Xconomy Wisconsin — Epic Systems has long used a slogan to describe its software, which hundreds of hospitals and clinics across the globe use to manage their patients’ health records: “with the patient at the heart.”
Verona, WI-based Epic is backing up that credo with a new program that would allow the 190 million people who have a current electronic medical record in Epic to share their health data with providers who document patient information on paper or using software that isn’t able to receive records from the patient’s regular care provider. The move comes amid industry discussions about how health data is shared and who should control the flow of information.
Share Everywhere, which Epic unveiled Wednesday, is designed to put patients in control of their medical records. A patient can give any healthcare provider with an Internet connection access to her health data, Epic says. This spares the patient from lugging around stacks of paper records if he or she is seeing a specialty physician for the first time. Or, if patients are traveling, they would be able to provide their Epic chart to local doctors, who would have the benefit of not starting from scratch in determining a treatment plan.
“Patients should be able to easily share their health information with anyone they choose, no matter where they are,” says Janet Campbell, Epic’s vice president of patient engagement, in a prepared statement.
Share Everywhere is a new feature within MyChart, Epic’s free, patient-facing software that lets people use computers and mobile devices to do things like view test results, request prescription refills, and securely send written messages to their primary care physicians. Just about any adult who receives care at a healthcare organization that uses Epic’s software can sign up for a MyChart account.
According to a Modern Healthcare report, Share Everywhere works by generating a unique code within MyChart. Clinicians then enter the code into a website and download information about the patient’s allergies, medications, and health issues, among other data.
Additionally, Epic says, “a provider granted access can send a progress note back to the patient’s healthcare organization,” so that doctors there can review details of the patient’s visit or hospital stay at the other provider’s facility.
Epic customers that license the MyChart application will be able to start using Share Everywhere in November, and it won’t cost them anything extra, Epic says.
The new software is relevant to current discussions about who owns patients’ data. Epic could point to Share Everywhere, which is designed to let patients decide who gets access to their records, to argue that it is patients—rather than a hospital or software company—who own their health data.
A Politico report last month detailed a tense exchange between former Vice President Joe Biden and Judy Faulkner, Epic’s founder and CEO, at a meeting in January. Biden reportedly expressed frustration at Faulkner’s argument that it doesn’t make sense to change how health records are formatted so that patients can easily understand all the medical jargon and other information in them. (One issue is how much data patients really need to digest to make decisions.)
Following the Politico report, Epic attempted to downplay the incident, saying in a statementthat Biden “was consistently polite and positive to every person, including every vendor, in the meeting.”
U.S. law makes it clear that patients should be able to obtain their own health data and share them with other parties.

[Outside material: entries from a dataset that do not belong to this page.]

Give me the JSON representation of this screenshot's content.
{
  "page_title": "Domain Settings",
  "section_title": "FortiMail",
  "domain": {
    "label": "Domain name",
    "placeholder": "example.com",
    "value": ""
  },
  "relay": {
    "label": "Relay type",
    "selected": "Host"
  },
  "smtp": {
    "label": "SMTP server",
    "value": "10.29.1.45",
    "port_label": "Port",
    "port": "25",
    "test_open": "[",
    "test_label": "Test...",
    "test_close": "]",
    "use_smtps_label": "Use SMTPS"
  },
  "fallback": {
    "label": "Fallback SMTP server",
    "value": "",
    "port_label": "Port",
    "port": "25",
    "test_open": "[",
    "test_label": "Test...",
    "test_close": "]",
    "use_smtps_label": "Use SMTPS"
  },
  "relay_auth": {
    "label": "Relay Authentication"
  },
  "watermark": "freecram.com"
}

The Health Information Technology for Economic and Clinical Health Act, which was signed into law in 2009 as part of President Barack Obama’s stimulus package, created a program known as Meaningful Use. The program’s creation was aimed in part at incentivizing hospitals to switch from paper to digital record-keeping. One provision within Meaningful Use is that patients should have “the ability to view online, download, and transmit their health information.”
Epic has done a significant amount of work to ensure its clients meet Meaningful Use requirements, which were set up to become stricter over time. The dust-up between Biden and Faulkner reportedly stemmed from an objective within the 21st Century Cures Act that patient records have a “single, longitudinal format that is easy to understand.”
Epic has also been dinged publicly on the grounds that its software could be improved in terms of “interoperability,” a term that refers to the ability for health data to flow seamlessly between healthcare providers (no matter which vendor’s records software they use), and to and from outside applications.
In 2013, Kansas City, MO-based Cerner (NASDAQ: CERN), Watertown, MA-based Athenahealth (NASDAQ: ATHN), and five of their peers formed CommonWell Health Alliance. According to the association’s website, its goal is “to drive forward ubiquitous interoperability.”
Noticeably absent from CommonWell is Epic, which belongs to Carequality, another vendor collective. The two bodies essentially share the same goal: make it easier for healthcare providers in the U.S. to exchange patient data.
But certain vendors do not appear to be interested in joining every alliance. During a panel discussion two years ago, Cerner vice president of interoperability Bob Robke invited Epic to join CommonWell, saying the company’s participation would “guarantee” the success of CommonWell. So far, Epic has decided against doing so.
Epic, for its part, touts its Care Everywhere application, which the company says is used to exchange 2 million patient records each day with Epic and non-Epic health systems. Last month, Epic posted a graphic on its website that claimed Care Everywhere has been used to retrieve 3.6 billion documents since 2014, compared to 57,400 documents for CommonWell. (CommonWell is set up as a separate health information exchange, meaning this total presumably does not include documents sent directly from one health system that uses a CommonWell member’s records software to another.)